Le Premier ministre François Fillon a pourtant déclaré que le mouvement social contre la réforme des retraites "plafonne, commence à s'essouffler", mais que, parallèlement, "il se radicalise". "Personne" n'a "le droit de prendre en otage un pays tout entier", a-t-il ajouté, alors que le mouvement de grève continue de se durcir, en particulier dans les raffineries et les transports, provoquant des pénuries de carburant et risquant de paralyser l'économie.

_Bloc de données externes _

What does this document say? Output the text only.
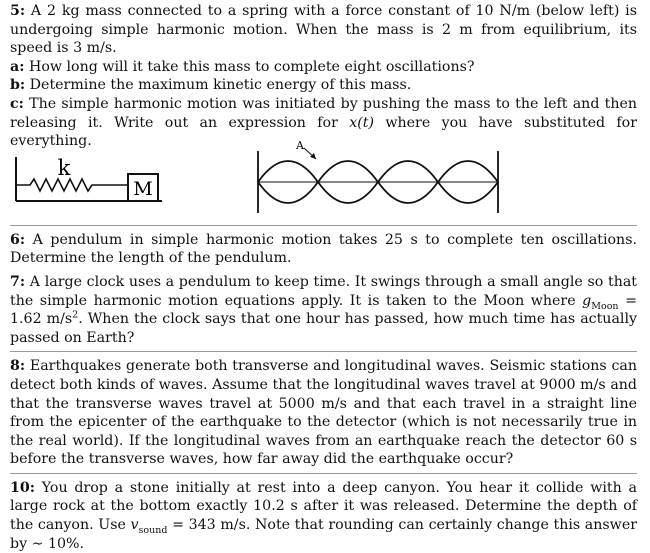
5: A 2 kg mass connected to a spring with a force constant of 10 N/m (below left) is undergoing simple harmonic motion. When the mass is 2 m from equilibrium, its speed is 3 m/s.

a: How long will it take this mass to complete eight oscillations?

b: Determine the maximum kinetic energy of this mass.

c: The simple harmonic motion was initiated by pushing the mass to the left and then releasing it. Write out an expression for x(t) where you have substituted for everything.

M
k
A

6: A pendulum in simple harmonic motion takes 25 s to complete ten oscillations. Determine the length of the pendulum.

7: A large clock uses a pendulum to keep time. It swings through a small angle so that the simple harmonic motion equations apply. It is taken to the Moon where $g_{Moon} = 1.62$ $m/s^2$. When the clock says that one hour has passed, how much time has actually passed on Earth?

8: Earthquakes generate both transverse and longitudinal waves. Seismic stations can detect both kinds of waves. Assume that the longitudinal waves travel at 9000 m/s and that the transverse waves travel at 5000 m/s and that each travel in a straight line from the epicenter of the earthquake to the detector (which is not necessarily true in the real world). If the longitudinal waves from an earthquake reach the detector 60 s before the transverse waves, how far away did the earthquake occur?

10: You drop a stone initially at rest into a deep canyon. You hear it collide with a large rock at the bottom exactly 10.2 s after it was released. Determine the depth of the canyon. Use $v_{sound} = 343$ m/s. Note that rounding can certainly change this answer by ∼ 10%.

Pénurie de carburant en fin de semaine
Avec l'ensemble des douze raffineries du pays en grève et une vingtaine de dépôts pétroliers sur 219 bloqués, près de 4'000 station-services sur 12'500 étaient "en attente d'approvisionnement", selon le ministre de l'Ecologie et de l'Energie Jean-Louis Borloo.
Au rythme actuel, "il n'y aura plus (de carburants) d'ici la fin de la semaine", a estimé le patron de la grande distribution Michel-Edouard Leclerc, inquiet pour les stations de son groupe. Le patronat français et les transporteurs routiers ont fait part de leurs inquiétudes sur les conséquences du mouvement.
Vu la situation, le gouvernement a activé lundi un centre interministériel de crise pour assurer "la pérennité du ravitaillement en carburant" dans le pays. Pour autant, l'Agence internationale de l'énergie a estimé que la France disposait de "stocks suffisants" pour faire face à la situation.
50% des vols annulés à Orly
La grève s'est aussi renforcée dans les transports routiers et aériens. Le nombre des liaisons aériennes dans l'ensemble du pays était fortement réduit mardi, avec 50% des vols annulés à l'aéroport parisien d'Orly et 30% dans celui de Roissy.
Sur le rail, il devait y avoir 6 trains TGV à grande vitesse sur 10 en moyenne. A l'international, le trafic Eurostar devait être normal.
Un ralentissement de l'activité dans la restauration, l'hôtellerie, le commerce de détail et les loisirs a déjà été signalé, ainsi que dans le bâtiment et les travaux publics. Ailleurs, des préavis de grève ont été déposés à la Poste, avec 10% de grévistes, à France Télécom, dans l'éducation ou l'audiovisuel public.
Les routiers poursuivaient leurs opérations escargots, provoquant des bouchons sur des axes stratégiques. Près de 400 lycées connaissaient des perturbations ou étaient bloqués, alors que l'entrée en force des lycéens et des étudiants dans le mouvement fait craindre la multiplication des débordements aux autorités.
agences/sbo
Nicolas Sarkozy va sévir contre les blocages
Nicolas Sarkozy a annoncé mardi qu'il allait prendre des mesures contre les blocages dans les raffineries et pour "garantir l'ordre".
"Je comprends l'inquiétude. Dans une démocratie, chacun peut s'exprimer mais on doit le faire sans violence et sans débordement. Je tiendrai dès mon retour à Paris une réunion pour débloquer un certain nombre de situations, parce qu'il y a des gens qui veulent travailler et qui ne doivent pas être privés d'essence", a déclaré le président français.
"Par ailleurs, il faut faire très attention à l'arrivée d'un certain nombre de casseurs. Je verrai également avec les forces de l'ordre pour que l'ordre public soit garanti, c'est mon devoir aussi", a-t-il poursuivi.
"Est-ce que (je crains) des débordements ? Bien sûr, c'est pas de gaieté de coeur qu'on les affronte. Mais le plus grand débordement serait de ne pas faire mon devoir et de ne pas prévoir le financement des retraites", a également estimé le chef de l'Etat.
"Pour le reste, je suis sûr que chacun saura faire preuve de sang froid. Je fais appel à la responsabilité de l'ensemble des acteurs pour que les choses ne franchissent pas certaines limites", a-t-il conclu.